Tuesday, 27 September 2016

Lecehkan Tugas Wartawan, Irene Terancam Masuk Bui dan Denda Rp. 500 Juta


 Persidangan terkait perampasan kamera wartawan yang saat ini tengah berjalan di Pengadilan Negeri Surabaya antara Slamet Maulana wartawan media online dengan Irene Madalena seorang ibu rumah tangga telah memasuki babak baru. 

Irene selaku terlapor akhirnya dipanggil dan dihadirkan sebagai terdakwa atas tuduhan perampasan kamera wartawan yang saat itu tengah melakukan tugas jurnalistiknya terkait peristiwa tabrak lari yang terjadi sekitar 4 tahun silam.

Atas sikapnya tersebut, Irene terancam dikenai sanksi pidana yakni pasal 18 ayat 1 UU RI Nomor 40 tahun 1999 tentang Pers dengan hukuman penjara maksimal 2 tahun atau denda sebesar Rp 500 juta. Namun, dalam persidangan ini Hakim Efran Basuning S.H, MH, dari Pengadilan Negeri (PN) Surabaya tidak melakukan penahanan terhadap terdakwa.

Dalam persidangan, Slamet selaku saksi mata yang mengalami perampasan kamera diminta menceritakan kronologi kejadian yang dialaminya. Dalam kesaksiannya, Slamet menceritakan  jika aksi perampasan kamera tersebut terjadi pada sekitar bulan Oktober 2012 saat dirinya sedang dalam perjalanan pulang usai melakukan tugas jurnalistik di beberapa lokasi hiburan malam sekitar Kota Surabaya.

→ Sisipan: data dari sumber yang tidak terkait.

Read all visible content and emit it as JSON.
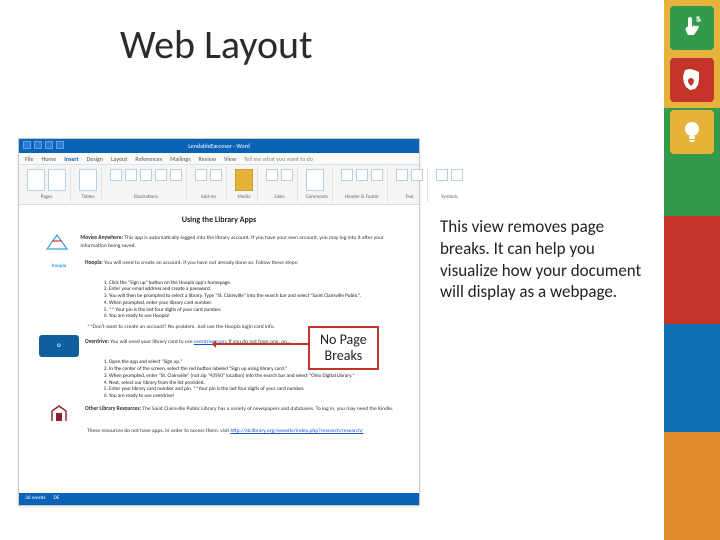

Ketika melintas di jalan HR Muhammad, Slamet dicegat oleh salah seorang satpam dan diberitahukan jika ada kejadian tabrak lari sedangkan pelakunya menggunakan mobil Toyota Wish yang terus melaju kencang mengarah ke diskotik M-One Mall PTC Pakuwon City.

“Setelah diberitahu Satpam saya langsung menuju diskotik M-One untuk menemui pelaku dan memintai keterangan sekaligus ambil gambar. Saya sempat memperkenalkan diri sebagai wartawan yang tengah meliput kejadian laka lantas yang melibatkan terdakwa, merasa terganggu terdakwa lantas merampas kamera yang saya pegang,” ujar Slamet dihadapan hakim.

Tak terima dengan perlakuan tersebut, Slamet kemudian melaporkan Irene ke Polisi yang saat itu sedang di tempat kejadian perkara (TKP). Bukannya minta maaf, Irine justru memaki dan membentak petugas polisi yang saat itu juga hendak mengamankan Irine untuk dimintai keterangan di kantor polisi. 

Usai memaki tidak lama kemudian Irene langsung mengembalikan kamera yang dirampasnya dari Slamet melalui orang lain yang saat itu juga kebetulan posisinya tidak jauh dari TKP.

“Kamera yang pernah dirampas dikembalikan, tapi bukan dia yang menyerahkan melainkan kamera itu diserahkan oleh orang lain,” paparnya Slamet.

Tapi Slamet kaget setelah diperiksa ternyata memory card yang ada didalam kamera miliknya sudah tidak ada pada tempatnya dan saat ditanyakan kembali Irene mengaku tidak tahu.

Kesaksian Slamet sempat dibantah oleh Irene dengan mengatakan jika apa yang dikatakan Slamet itu adalah bohong dan tidak benar. Bahkan dirinya sempat menantang balik untuk dikonfrontir dengan petugas kepolisian dari Polrestabes Surabaya yang saat itu juga ada di lokasi kejadian.

“Keterangan saksi bohong Pak, saya berani dikonfrontir,” kata terdakwa Irene seperti dikutip dari laman Buserkriminal.com. (Baca juga : Kasus Perampasan Wartawan, Slamet Mendapat Ancaman Hendak Dibunuh)

Seperti diketahui, Jaksa Penuntut Umum (JPU) Ferry Rahman dari Kejaksaan Negeri (Kejari) Surabaya akhirnya mendudukkan Irine Madalena (45) di kursi pesakitan sebagai terdakwa di Pengadilan Negeri Surabaya.